Solution (er...Hack)
But then I started to think, how is a web project different than a class library project? Besides specific file types for web development (.aspx, ascx, asmx) and a virutal directory,  they are the same. Even the project type of a web project property says “class library“. Hmmm....

What would happen if I created a class library project, pointed a virtual directory at it, added a web.config file and a .aspx page? Well, it works just like a normal web project. This solved my problem. Each section (folder) of the web project would be in its own class library. I would point the output directory for all the projects to the same \bin directory at the “root“ of my web application. Everything will work this way. The next problem I ran into was that the class library projects don't have the ASP.NET file types in the “Add New Item...“ dialog box, but I found this article that explains how to fix that problem.

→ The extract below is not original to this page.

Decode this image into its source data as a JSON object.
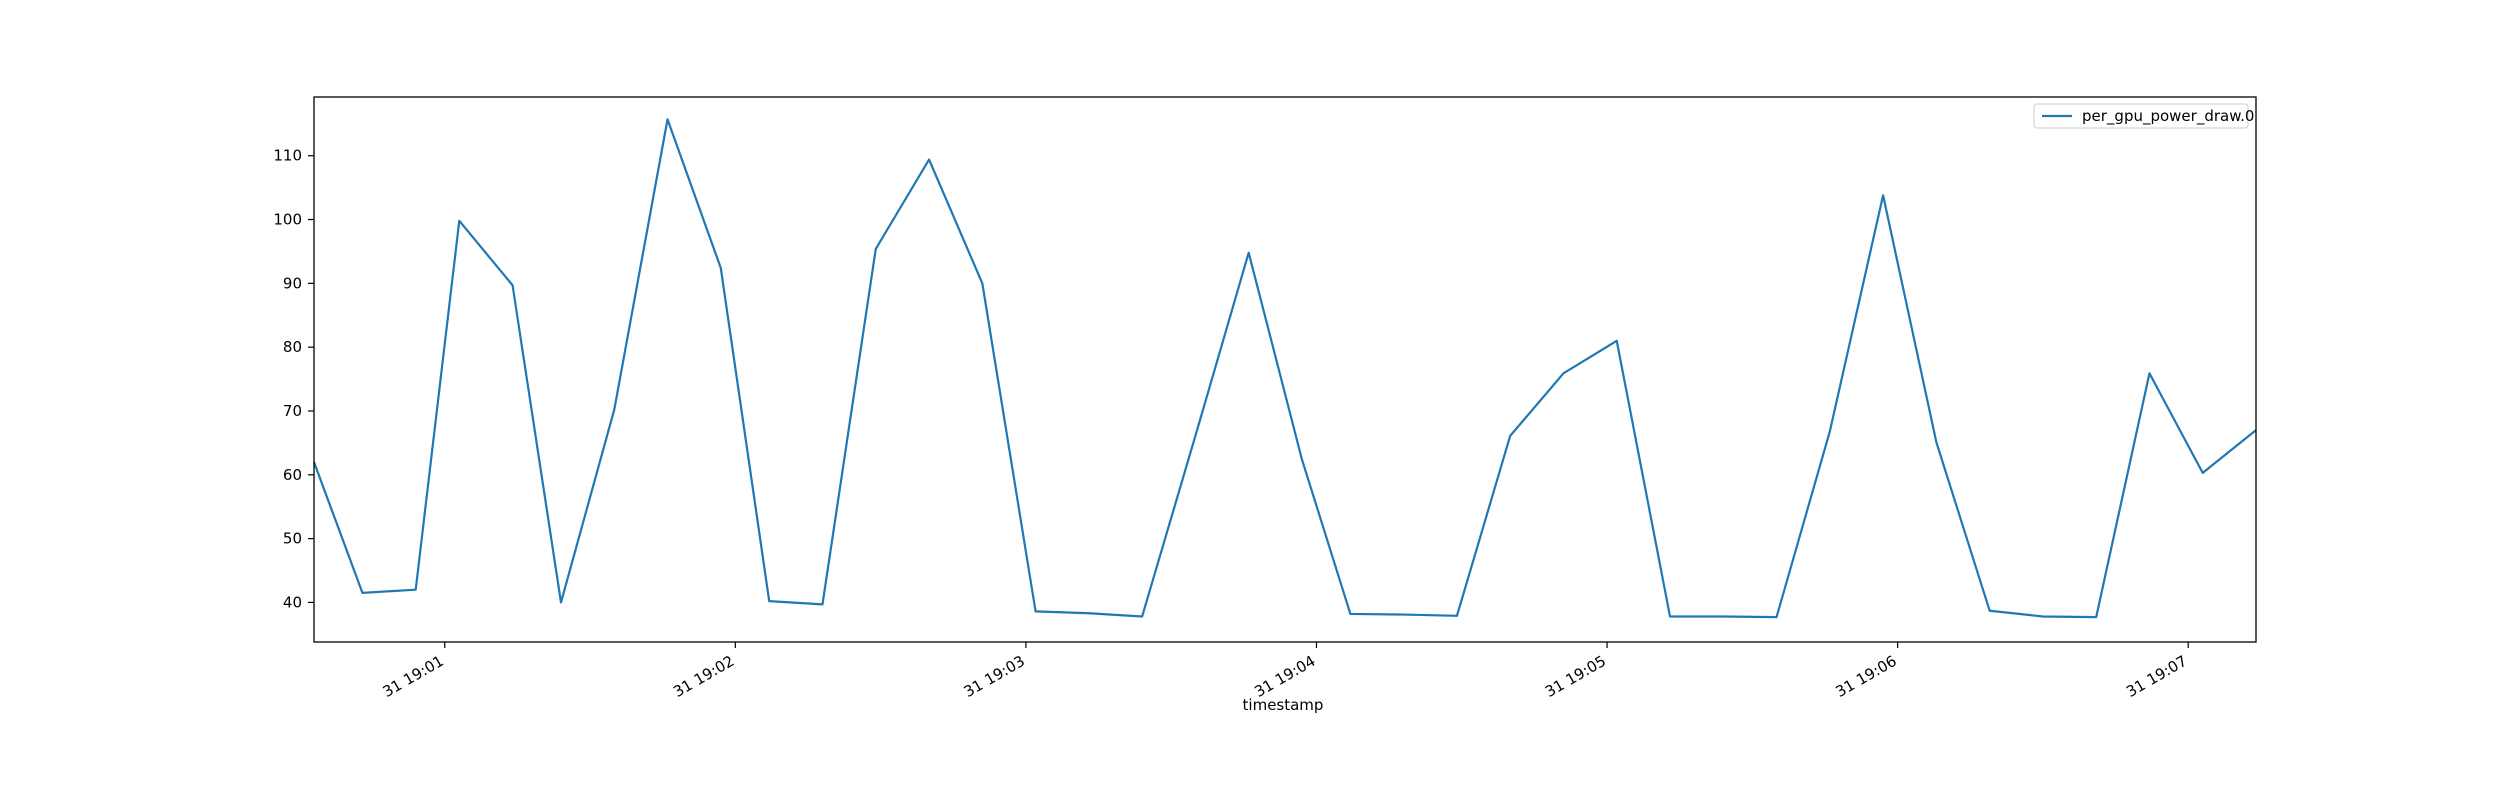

The good news is that all of my issues with the web project goes away with VS 2005. Each web page compiles into it's own assembly. However with VS2005, I have some other issues that hopefully I will blog about later...

Monday, March 21, 2005

Farewell Two Rivers Marketing...Hello Gran Turismo

Friday was my last day at Two Rivers Marketing and to celebrate we headed over to Champps at Jordan Creek to grab some grub and cheer on the Iowa State Cyclones basketball team.

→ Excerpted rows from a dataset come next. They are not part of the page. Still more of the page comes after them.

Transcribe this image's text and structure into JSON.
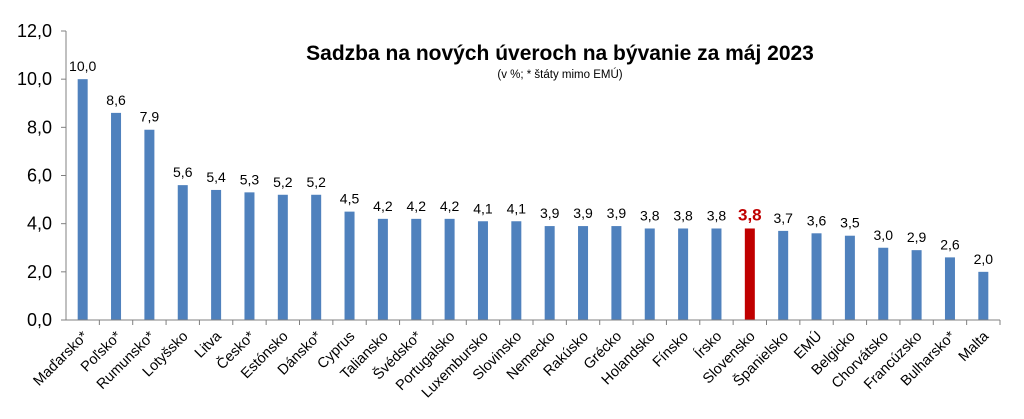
{
  "chart_data": {
    "type": "bar",
    "title": "Sadzba na nových úveroch na bývanie za máj 2023",
    "subtitle": "(v %; * štáty mimo EMÚ)",
    "xlabel": "",
    "ylabel": "",
    "ylim": [
      0,
      12
    ],
    "y_ticks": [
      "0,0",
      "2,0",
      "4,0",
      "6,0",
      "8,0",
      "10,0",
      "12,0"
    ],
    "grid": false,
    "legend": "none",
    "categories": [
      "Maďarsko*",
      "Poľsko*",
      "Rumunsko*",
      "Lotyšsko",
      "Litva",
      "Česko*",
      "Estónsko",
      "Dánsko*",
      "Cyprus",
      "Taliansko",
      "Švédsko*",
      "Portugalsko",
      "Luxembursko",
      "Slovinsko",
      "Nemecko",
      "Rakúsko",
      "Grécko",
      "Holandsko",
      "Fínsko",
      "Írsko",
      "Slovensko",
      "Španielsko",
      "EMÚ",
      "Belgicko",
      "Chorvátsko",
      "Francúzsko",
      "Bulharsko*",
      "Malta"
    ],
    "values": [
      10.0,
      8.6,
      7.9,
      5.6,
      5.4,
      5.3,
      5.2,
      5.2,
      4.5,
      4.2,
      4.2,
      4.2,
      4.1,
      4.1,
      3.9,
      3.9,
      3.9,
      3.8,
      3.8,
      3.8,
      3.8,
      3.7,
      3.6,
      3.5,
      3.0,
      2.9,
      2.6,
      2.0
    ],
    "value_labels": [
      "10,0",
      "8,6",
      "7,9",
      "5,6",
      "5,4",
      "5,3",
      "5,2",
      "5,2",
      "4,5",
      "4,2",
      "4,2",
      "4,2",
      "4,1",
      "4,1",
      "3,9",
      "3,9",
      "3,9",
      "3,8",
      "3,8",
      "3,8",
      "3,8",
      "3,7",
      "3,6",
      "3,5",
      "3,0",
      "2,9",
      "2,6",
      "2,0"
    ],
    "highlight_category": "Slovensko",
    "colors": {
      "bar": "#4f81bd",
      "highlight": "#c00000",
      "axis": "#808080"
    }
  }
}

I was honored to work with everyone at Two Rivers Marketing. They are a great crew that is willing to learn and put in the extra effort to exceed client expectations…They are a great fit with my style of development.

During our outing at Champps, the team honored me with an AWESOME gift… a PlayStation2 and Gran Turismo 4. They all chipped in to get it for me. I guess they got sick of me whining about not having one. It was completely unexpected and I couldn't have been happier. Every time I play, I'll think about riding to lunch with Keith driving….Best of luck guys.

Saturday, January 15, 2005

Introducing Agile Methods

Peter Schuh has written a practical article about introducting Agile methods. I don't believe in sweeping changes it implement Agile methods, and my approach is similar to what Peter recommends.
"...do not bill yourself as Team Agile. Do not make a big deal about trying Agile. In fact, try to bring as little additional attention to the team as possible. The team will need time to work through even a single practice, to measure its benefit, to tweak its implementation, and to ultimately embrace or reject it. You do not want to tie your team’s hands or put them under the microscope.

Let the results of your foray into Agile speak for themselves. If the team’s performance is improved, your customer, your boss, and your customer’s boss are all likely to notice."